И я её пожал. Вот только такой реакция от ведьмы я, признаюсь, не ожидал. Едва только наши ладони соприкоснулись, её лицо удивлённо вытянулось, а расширившиеся от благоговейного ужаса глаза едва не вылезли на лоб.
— Простите, Господин, что я вас сразу не узнала… — дрожащим голосом произнесла она, становясь передо мной на колени.
Господин? Вот это номер! За кого же она меня принимает?
[1] Жак Луи́ Дави́д (фр. Jacques-Louis David; 1748–1825) — французский живописец и рисовальщик, центральный представитель неоклассицистической школы рубежа XVIII—XIX веков, педагог и политический деятель.
[2] Франси́ско Хосе́ де Го́йя-и-Лусье́нтес (исп.
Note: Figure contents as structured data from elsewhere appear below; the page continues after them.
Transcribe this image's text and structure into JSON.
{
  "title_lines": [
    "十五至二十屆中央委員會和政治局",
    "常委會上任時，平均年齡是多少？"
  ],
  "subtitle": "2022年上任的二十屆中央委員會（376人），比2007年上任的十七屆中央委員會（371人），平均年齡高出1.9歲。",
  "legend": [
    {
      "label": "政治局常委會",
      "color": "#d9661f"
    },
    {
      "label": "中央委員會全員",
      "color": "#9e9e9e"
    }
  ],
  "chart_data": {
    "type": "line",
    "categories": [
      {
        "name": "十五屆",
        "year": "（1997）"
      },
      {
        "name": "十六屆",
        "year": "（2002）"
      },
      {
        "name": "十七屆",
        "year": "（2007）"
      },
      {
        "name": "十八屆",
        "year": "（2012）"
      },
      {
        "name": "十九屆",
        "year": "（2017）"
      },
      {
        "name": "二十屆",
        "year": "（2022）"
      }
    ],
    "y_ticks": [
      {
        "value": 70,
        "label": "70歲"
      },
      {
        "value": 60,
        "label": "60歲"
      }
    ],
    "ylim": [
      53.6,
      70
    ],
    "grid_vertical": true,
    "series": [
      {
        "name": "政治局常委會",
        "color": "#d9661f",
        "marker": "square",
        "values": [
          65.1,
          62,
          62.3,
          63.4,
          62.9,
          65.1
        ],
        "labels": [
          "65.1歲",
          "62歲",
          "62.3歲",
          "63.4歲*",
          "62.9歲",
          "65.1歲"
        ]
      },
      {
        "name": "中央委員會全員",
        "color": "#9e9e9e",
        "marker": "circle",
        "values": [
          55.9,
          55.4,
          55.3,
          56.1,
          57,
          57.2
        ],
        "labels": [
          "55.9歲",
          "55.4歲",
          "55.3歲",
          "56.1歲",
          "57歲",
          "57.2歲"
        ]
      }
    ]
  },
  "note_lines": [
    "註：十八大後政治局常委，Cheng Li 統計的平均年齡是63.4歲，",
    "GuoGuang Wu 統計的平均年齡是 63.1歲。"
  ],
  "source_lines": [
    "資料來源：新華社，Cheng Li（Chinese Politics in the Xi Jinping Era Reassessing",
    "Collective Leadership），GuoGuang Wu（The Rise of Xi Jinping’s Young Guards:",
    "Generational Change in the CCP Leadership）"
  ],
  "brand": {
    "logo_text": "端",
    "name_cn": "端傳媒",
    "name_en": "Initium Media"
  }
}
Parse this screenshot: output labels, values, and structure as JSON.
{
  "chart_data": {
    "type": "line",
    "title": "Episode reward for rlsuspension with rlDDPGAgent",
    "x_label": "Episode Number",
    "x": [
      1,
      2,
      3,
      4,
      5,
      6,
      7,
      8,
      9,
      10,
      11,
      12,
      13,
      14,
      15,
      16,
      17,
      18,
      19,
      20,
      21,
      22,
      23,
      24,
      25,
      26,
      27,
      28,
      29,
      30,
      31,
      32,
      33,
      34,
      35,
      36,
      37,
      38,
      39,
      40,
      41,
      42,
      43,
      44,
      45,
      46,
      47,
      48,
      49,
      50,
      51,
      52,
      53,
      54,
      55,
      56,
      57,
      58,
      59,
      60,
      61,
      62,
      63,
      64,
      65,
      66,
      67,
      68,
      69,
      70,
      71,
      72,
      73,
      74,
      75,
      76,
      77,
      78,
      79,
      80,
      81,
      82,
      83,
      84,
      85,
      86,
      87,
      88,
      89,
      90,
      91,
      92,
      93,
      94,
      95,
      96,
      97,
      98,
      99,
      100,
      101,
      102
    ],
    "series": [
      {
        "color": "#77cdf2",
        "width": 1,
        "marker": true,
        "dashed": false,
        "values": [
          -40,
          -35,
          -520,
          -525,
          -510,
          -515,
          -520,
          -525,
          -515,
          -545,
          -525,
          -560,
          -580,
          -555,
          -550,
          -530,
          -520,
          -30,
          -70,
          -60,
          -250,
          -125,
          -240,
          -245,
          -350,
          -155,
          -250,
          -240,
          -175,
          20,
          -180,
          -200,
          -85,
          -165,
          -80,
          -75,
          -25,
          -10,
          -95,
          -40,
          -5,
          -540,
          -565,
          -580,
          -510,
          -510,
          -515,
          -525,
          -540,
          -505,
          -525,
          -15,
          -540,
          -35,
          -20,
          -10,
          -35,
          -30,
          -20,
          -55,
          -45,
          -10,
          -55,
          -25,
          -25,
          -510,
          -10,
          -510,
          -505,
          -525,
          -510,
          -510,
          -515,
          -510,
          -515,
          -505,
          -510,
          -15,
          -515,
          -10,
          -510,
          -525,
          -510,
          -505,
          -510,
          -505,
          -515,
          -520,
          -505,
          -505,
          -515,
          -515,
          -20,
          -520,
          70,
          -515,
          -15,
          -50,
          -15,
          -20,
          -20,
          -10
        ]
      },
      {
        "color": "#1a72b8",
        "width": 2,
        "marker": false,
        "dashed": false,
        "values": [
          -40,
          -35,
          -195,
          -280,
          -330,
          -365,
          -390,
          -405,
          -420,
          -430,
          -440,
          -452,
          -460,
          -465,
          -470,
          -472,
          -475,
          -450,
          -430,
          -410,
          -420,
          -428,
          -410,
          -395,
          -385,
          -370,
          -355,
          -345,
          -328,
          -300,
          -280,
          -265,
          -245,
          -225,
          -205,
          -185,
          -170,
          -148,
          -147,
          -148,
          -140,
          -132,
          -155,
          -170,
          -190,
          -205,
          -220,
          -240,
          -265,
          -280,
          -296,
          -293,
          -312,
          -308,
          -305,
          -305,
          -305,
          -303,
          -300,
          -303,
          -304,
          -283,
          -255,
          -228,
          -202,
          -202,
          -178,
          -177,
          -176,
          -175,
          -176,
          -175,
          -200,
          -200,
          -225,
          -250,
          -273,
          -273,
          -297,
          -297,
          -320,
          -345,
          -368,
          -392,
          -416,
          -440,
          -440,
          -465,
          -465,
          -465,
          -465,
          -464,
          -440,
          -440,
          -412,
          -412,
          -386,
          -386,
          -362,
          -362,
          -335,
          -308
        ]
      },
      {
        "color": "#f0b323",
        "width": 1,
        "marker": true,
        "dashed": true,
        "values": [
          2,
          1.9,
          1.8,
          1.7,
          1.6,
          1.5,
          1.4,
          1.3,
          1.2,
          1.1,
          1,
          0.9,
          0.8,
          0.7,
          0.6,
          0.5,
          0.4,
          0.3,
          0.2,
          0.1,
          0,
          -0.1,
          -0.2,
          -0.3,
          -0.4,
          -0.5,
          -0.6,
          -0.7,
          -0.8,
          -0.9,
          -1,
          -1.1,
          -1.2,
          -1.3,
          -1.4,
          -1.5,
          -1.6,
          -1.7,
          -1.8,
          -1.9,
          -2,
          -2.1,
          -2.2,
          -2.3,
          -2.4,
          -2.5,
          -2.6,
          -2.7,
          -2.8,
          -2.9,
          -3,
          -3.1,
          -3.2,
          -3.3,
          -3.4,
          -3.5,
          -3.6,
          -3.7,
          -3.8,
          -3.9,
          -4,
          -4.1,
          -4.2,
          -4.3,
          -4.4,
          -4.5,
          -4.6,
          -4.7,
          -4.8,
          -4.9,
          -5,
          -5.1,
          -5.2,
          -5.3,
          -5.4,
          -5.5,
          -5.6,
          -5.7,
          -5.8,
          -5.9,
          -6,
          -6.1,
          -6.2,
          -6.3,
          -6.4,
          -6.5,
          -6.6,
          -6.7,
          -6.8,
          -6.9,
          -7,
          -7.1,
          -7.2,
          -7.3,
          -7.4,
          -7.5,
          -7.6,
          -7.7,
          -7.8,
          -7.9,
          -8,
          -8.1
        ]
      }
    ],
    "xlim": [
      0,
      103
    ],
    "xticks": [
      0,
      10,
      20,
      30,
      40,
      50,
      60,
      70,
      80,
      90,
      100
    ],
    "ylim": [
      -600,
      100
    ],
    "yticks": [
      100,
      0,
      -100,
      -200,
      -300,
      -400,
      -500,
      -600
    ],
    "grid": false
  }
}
Francisco José de Goya y Lucientes; 1746–1828) — испанский живописец и график, один из первых и наиболее ярких художников эпохи романтизма.
[3] «Когда гремит оружие, законы молчат», или по-латыни «Inter arma silent leges» — цитата из речи Марка Туллия Цицерона, позднее перефразирована в более известное крылатое выражение «Inter arma silent Musae» — «Когда говорят пушки, музы молчат».
[4] Мише́ль де Нотрда́м (фр. Michel de Notredame), известный также как Нострада́мус (фр. Nostradamus) — французский врач-фармацевт, писатель, поэт, астролог и алхимик, знаменитый своими пророчествами.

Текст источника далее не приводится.